2. I'd say maybe the "drives" were taken offline while the games updated, but I can find no evidence of any Windows update or game update taking place to coincide with the times of these "surprise removed" warnings.

I'd really like any advice here, because I feel in over my head and I'm lost. I think I have it mostly nailed down, but I just want to make sure I'm not digging myself in deeper.

About the only thing I do know is where that Windows Security notification came from. Digging in the event viewer for more info, I found the Windows Defender operational logs. In short, an indie game executable that was present in the same folder as those images was flagged as suspicious and Windows sent it off for further testing (surprisingly, the file listed was one I myself made, so I know it's safe). It just ended up a super weird coincidence that it happened at the exact same time as one of these "surprise removed" warnings.

General info:

OS: Windows 10 (Build 1903)
CPU: Intel Core i5-4690K
GPU: mSI GeForce GTX 1060 (6gb)
RAM: 16gb DD3 Ripjaws (8gbx2)
HDD1: WD40EFRX-68N32N0 (500gb)
HDD2: WD5000AAKX-75U6A (2tb)

I also have a paid version of Daemon Tools Lite installed, if that matters.

 

Well, for what it's worth, I decided to uninstall one of my Game Pass games -- Gears of War 5 -- just to see what would happen.

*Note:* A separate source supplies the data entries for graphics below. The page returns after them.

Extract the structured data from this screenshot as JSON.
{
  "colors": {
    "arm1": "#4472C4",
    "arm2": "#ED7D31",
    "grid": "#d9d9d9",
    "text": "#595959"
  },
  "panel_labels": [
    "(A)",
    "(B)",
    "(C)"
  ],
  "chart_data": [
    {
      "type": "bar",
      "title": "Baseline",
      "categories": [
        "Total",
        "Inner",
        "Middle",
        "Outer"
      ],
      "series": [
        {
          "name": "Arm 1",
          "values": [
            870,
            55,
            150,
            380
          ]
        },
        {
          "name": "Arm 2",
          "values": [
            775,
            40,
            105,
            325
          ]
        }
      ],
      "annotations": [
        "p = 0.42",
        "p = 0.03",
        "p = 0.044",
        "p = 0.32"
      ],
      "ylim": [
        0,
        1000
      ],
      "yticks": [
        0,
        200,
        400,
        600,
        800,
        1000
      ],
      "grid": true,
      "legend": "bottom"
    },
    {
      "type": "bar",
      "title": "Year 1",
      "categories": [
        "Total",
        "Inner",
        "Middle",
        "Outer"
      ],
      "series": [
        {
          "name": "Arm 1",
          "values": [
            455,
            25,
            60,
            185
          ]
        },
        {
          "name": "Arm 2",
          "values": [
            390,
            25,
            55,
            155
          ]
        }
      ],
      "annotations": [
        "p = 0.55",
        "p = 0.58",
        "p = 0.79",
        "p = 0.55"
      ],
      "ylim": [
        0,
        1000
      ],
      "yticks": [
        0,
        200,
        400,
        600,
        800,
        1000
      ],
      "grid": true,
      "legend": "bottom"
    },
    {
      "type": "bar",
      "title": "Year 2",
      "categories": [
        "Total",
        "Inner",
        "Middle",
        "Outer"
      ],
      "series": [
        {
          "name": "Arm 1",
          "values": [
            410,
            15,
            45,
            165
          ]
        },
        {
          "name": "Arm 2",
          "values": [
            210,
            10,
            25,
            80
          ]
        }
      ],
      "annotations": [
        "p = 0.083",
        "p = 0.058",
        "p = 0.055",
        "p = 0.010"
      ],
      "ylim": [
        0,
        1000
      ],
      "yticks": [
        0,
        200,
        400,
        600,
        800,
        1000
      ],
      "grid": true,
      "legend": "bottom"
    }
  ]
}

The Event Viewer just gave me another rash of "surprise removed" warnings, but now instead of issuing the warning for Disks 2, 3, 4, 5, 6 and 7, it stopped at Disk 6, suggesting there is now one less disk, which coincides with the uninstallation of Gears 5. That does suggest this could be something funny going on with Game Pass and those phantom Xvd drives in the Device Manager. We'll have to wait and see whether or not it ever references a Disk 7 again.